Yazar 18:21 Hikaye 105 • One Comment

KUŞUN KANADINDAN SIYRILIŞ

*Sevgili dost, pencere önü mutsuzluğuna benden bir melodi!*

Geniş bir cadde üzerinde şık mimari ile eşleştirilmiş olan son derece lüks mağazaların, restoranların dolu olduğu bir yol üzerinde yürümekteyim. Yürümek diyorum ancak öyle uzun bir süredir yürüme eylemini sürdürüyorum ki artık bu yürümekten çıkıp sürünmeye denk hale bile gelmişti. Ne kadar uzun süredir bu halde olduğumu bilemiyorum çünkü saymayı da günleri takip etmeyi de bırakalı epey zaman olmuştu. Herhangi bir sınırı ve durağı olmayan bu yürüme hususunda bildiğim ve kendime hatırlattığım tek gerçek asla durmamam gerektiğiydi. Kendimi aynada dahi görmek istemeyeceğim perişan bir halde günlerimi yürüme telaşı içinde tüketip gidiyordum.  

Ancak benim hikayem böyle başlamamıştı… 

23 Haziran Çarşamba 2010 

Saat 06:00, 

Her zamanki gibi alarmın huzuru bölen sesiyle pencereme vuran güneşin eşsiz güzelliğinde güne merhaba dedim.

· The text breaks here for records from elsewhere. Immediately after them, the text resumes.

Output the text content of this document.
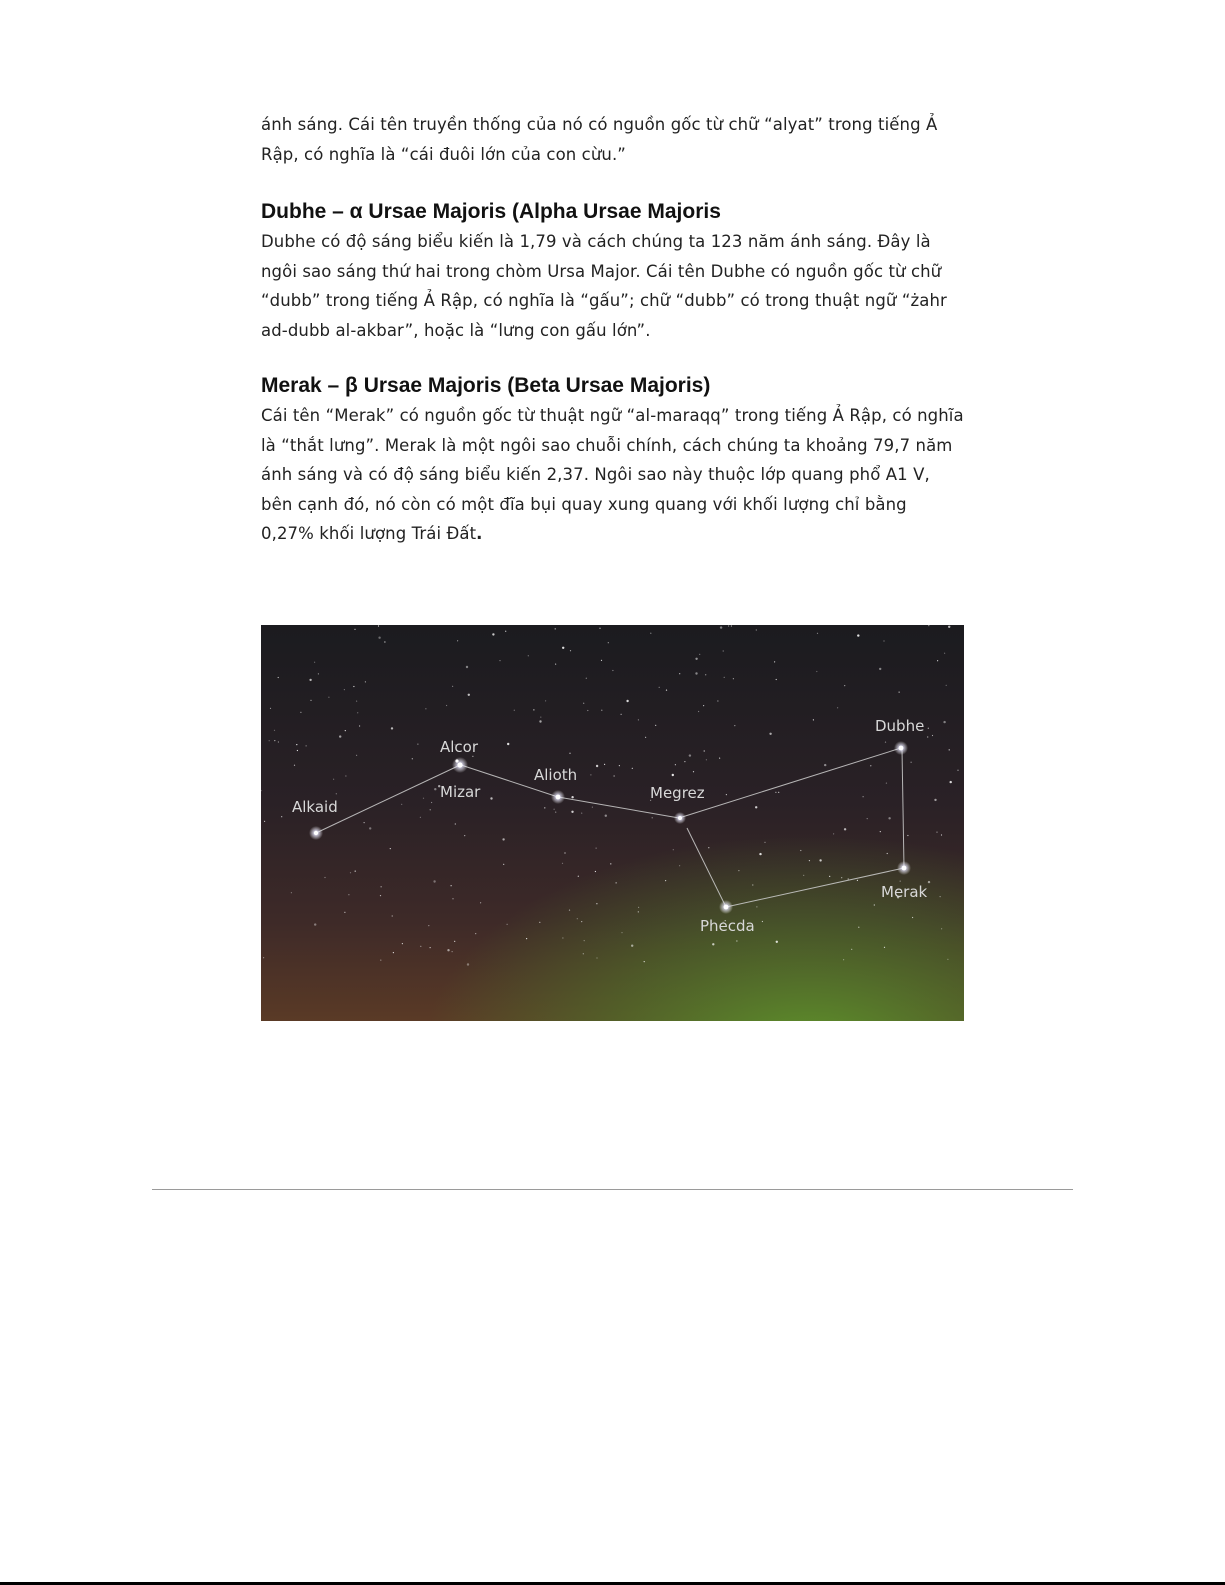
ánh sáng. Cái tên truyền thống của nó có nguồn gốc từ chữ “alyat” trong tiếng Ả Rập, có nghĩa là “cái đuôi lớn của con cừu.”

Dubhe – α Ursae Majoris (Alpha Ursae Majoris

Dubhe có độ sáng biểu kiến là 1,79 và cách chúng ta 123 năm ánh sáng. Đây là ngôi sao sáng thứ hai trong chòm Ursa Major. Cái tên Dubhe có nguồn gốc từ chữ “dubb” trong tiếng Ả Rập, có nghĩa là “gấu”; chữ “dubb” có trong thuật ngữ “żahr ad-dubb al-akbar”, hoặc là “lưng con gấu lớn”.

Merak – β Ursae Majoris (Beta Ursae Majoris)

Cái tên “Merak” có nguồn gốc từ thuật ngữ “al-maraqq” trong tiếng Ả Rập, có nghĩa là “thắt lưng”. Merak là một ngôi sao chuỗi chính, cách chúng ta khoảng 79,7 năm ánh sáng và có độ sáng biểu kiến 2,37. Ngôi sao này thuộc lớp quang phổ A1 V, bên cạnh đó, nó còn có một đĩa bụi quay xung quang với khối lượng chỉ bằng 0,27% khối lượng Trái Đất.

Dubhe
Alcor
Alioth
Mizar	Megrez
Alkaid
Merak
Phecda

Yataktan kalkıp kalkmamak arasında gidip geldiğim süre zarfında güne ve kendi içime başlangıç puanı vermeye çalışsam bile başaramadım. Yavaşça doğrulup günün telaşına kapılmadan kısa ve öz olacak nitelikte günümün planlamasına göz gezdirdim. Çok fazla işim vardı, yetişmem gereken çok fazla iş. Bugün de kendi sesimi işitemeyecek kadar doluydum ki bunun sevinciyle banyonun yolunu tuttuktan yarım saat sonra kendimi mutfağa atabildim. 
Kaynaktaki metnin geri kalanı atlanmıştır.